About the Photographer
Crane, Barbara
American, b. 1928
The issues in my work are often of a similar nature with an abstract edge. Though I build on past experience, I attempt to eradicate previous habits of seeing and thinking. I keep searching for what is visually new to me while always hoping that a fusion of form and content will take place.
— Barbara Crane, Artist Statement, 2002
For the past fifty years, Barbara Crane worked as a photographer, creating highly formal, often abstracted images of people and the urban landscape. For Human Form, from the series Human Forms, Crane, at the time a recently divorced single mother, paid her children thirty-five cents an hour to pose for her, on their condition that their faces were not recognizable. Because of the limitations this condition placed on her photographs, Crane began to abstract the images of their bodies, playing with line, shadow, and light, to create the series' elegant forms. In Pigeons, Whole Roll, from the series Chance, Crane explores the patterns that emerge from the seemingly innocuous events of life, taking her "mistakes," as well as chance occurrences, and molding them into a complex study of the subject matter (in this case, the pigeons). To photograph this series, she lay on her back in Chicago's Grant Park as her assistant poured pigeon feed all around her, waited for the pigeons to land, and then ran back to scatter them. Crane then cut out the individual negatives, arranged them without looking at them, and contact-printed them. In People of the North Portal (1970-71), Crane photographed people exiting Chicago's Museum of Science and Industry, recording a wide variety of expressions and reactions. Some full-body shots, others focusing simply on the faces of her subjects, the photographs beautifully depict a large spectrum of human experience. With an extremely broad range of subject matter behind her, Crane now focuses mostly on nature in her photographs, as in the series From Coloma to Convert.

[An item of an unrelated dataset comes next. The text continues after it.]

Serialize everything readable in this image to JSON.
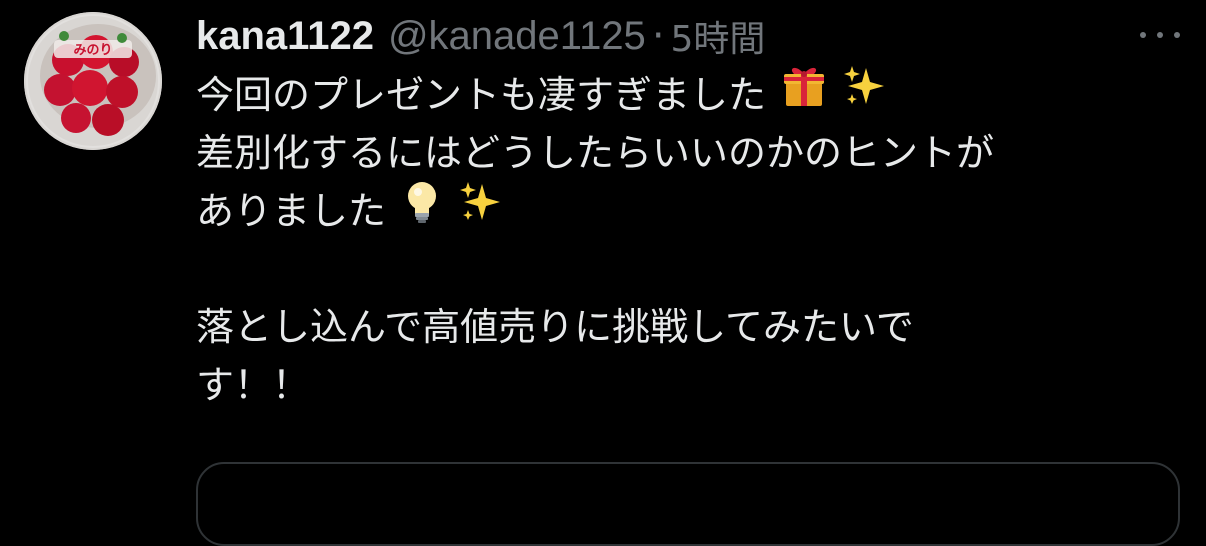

Crane, who studied at Mills College in California, completed her BA in art history at New York University and later received her MS from the Institute of Design (at the Illinois Institute of Technology). She taught for 28 years at the School of the Art Institute of Chicago. The recipient of a John Simon Guggenheim Memorial Fellowship in Photography grant, two National Endowment for the Arts grants, and an Illinois Arts Council Fellowship Award in Photography, Crane has participated in 170 group exhibitions and mounted 75 solo exhibitions; her work is included in the permanent collections of the Museum of Modern Art; Art Institute of Chicago; and Museum of Contemporary Photography.